Let’s face it, although Islander and Suicide Silence both brought their fair share of hard core fans with them, the night clearly belonged to tour headliner Korn.

Literally the inventors of nu-metal, sorry Fred Durst, Korn have had their fair share of ups and downs but one thing that has remained consistent from the dawn of their careers is their connection with their fan base and the sheer gravity of their live performance.

Korn this time around is celebrating the 20th anniversary of their debut release Korn by playing the record in it’s entirety.

This format gives long time fans an opportunity to here songs live they haven’t heard in years or never at all themselves, while also given newer fans the chance to experience the record that started it all for the band.
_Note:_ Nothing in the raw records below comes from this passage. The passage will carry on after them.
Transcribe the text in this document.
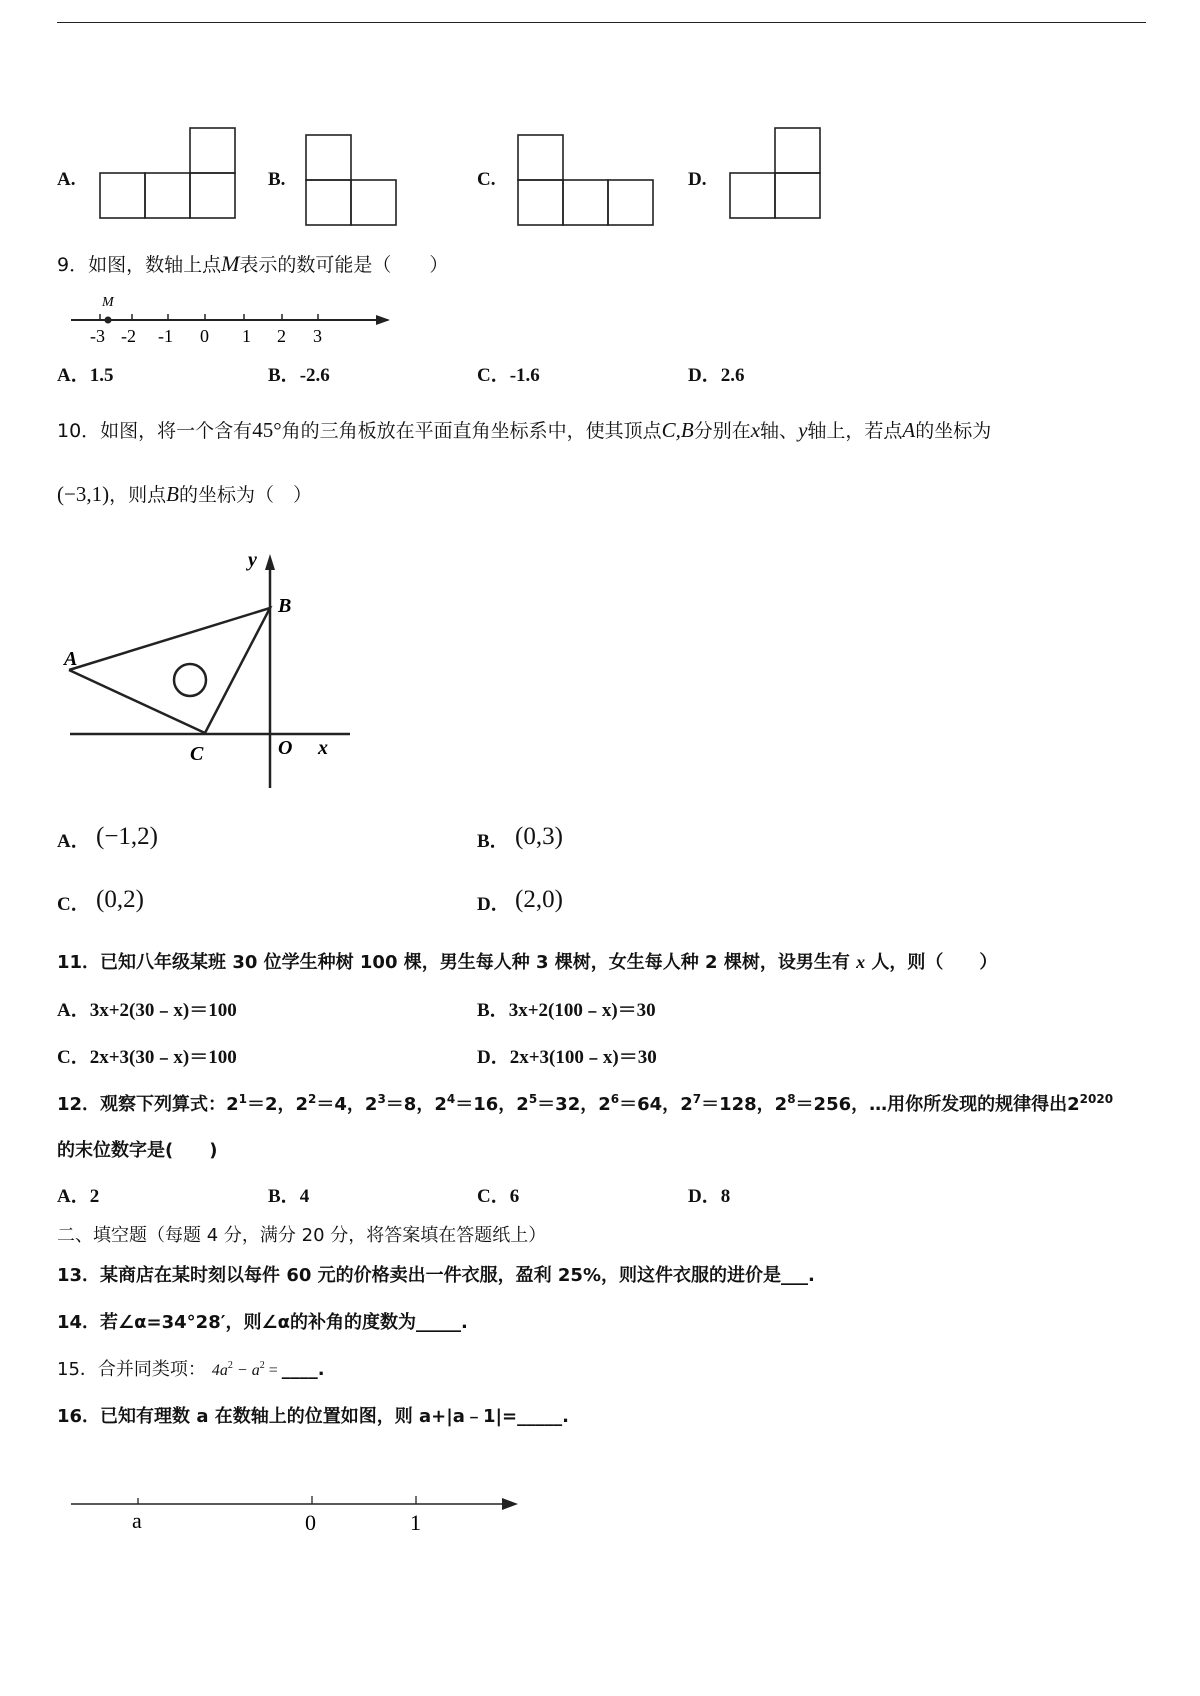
A.	B.	C.	D.
9．如图，数轴上点M表示的数可能是（　　）
M
-3 -2 -1 0 1 2 3
A．1.5	B．-2.6	C．-1.6	D．2.6
10．如图，将一个含有45°角的三角板放在平面直角坐标系中，使其顶点C,B分别在x轴、y轴上，若点A的坐标为
(−3,1)，则点B的坐标为（　）
y
B
A
C	O x
A． (−1,2)	B． (0,3)
C． (0,2)	D． (2,0)
11．已知八年级某班 30 位学生种树 100 棵，男生每人种 3 棵树，女生每人种 2 棵树，设男生有 x 人，则（　　）
A．3x+2(30﹣x)＝100	B．3x+2(100﹣x)＝30
C．2x+3(30﹣x)＝100	D．2x+3(100﹣x)＝30
12．观察下列算式：$2^1=2$，$2^2=4$，$2^3=8$，$2^4=16$，$2^5=32$，$2^6=64$，$2^7=128$，$2^8=256$，…用你所发现的规律得出$2^{2020}$
的末位数字是(　　)
A．2	B．4	C．6	D．8
二、填空题（每题 4 分，满分 20 分，将答案填在答题纸上）
13．某商店在某时刻以每件 60 元的价格卖出一件衣服，盈利 25%，则这件衣服的进价是___.
14．若∠α=34°28′，则∠α的补角的度数为_____.
15．合并同类项： $4a^2 - a^2$ = ____.
16．已知有理数 a 在数轴上的位置如图，则 a+|a﹣1|=_____.
a	0	1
That being said tracks such as “Blind”, “Faget” and “Shoots and Ladders” were very well received, whereas deeper cut songs like “Fake” and “Helmet in the Bush” came off as a bit unfamiliar to most but the true die hards.

The band chose to do an encore of classics offering up such hits as “Falling Away From Me”, “Coming Undone” and show closer “Freak on a Leash”, all of which sent the crowd into a fever pitch of sing-a-longs and crashing into one another.

All in all, any fan of metal of would have been hard pressed to leave the Charlotte Fillmore on Monday evening without feeling anything but a sense of head banging pride and a shot of adrenaline as all three bands proved to the crowd in spades that metal still has its place in the world of music today and that’s music to at least my ears.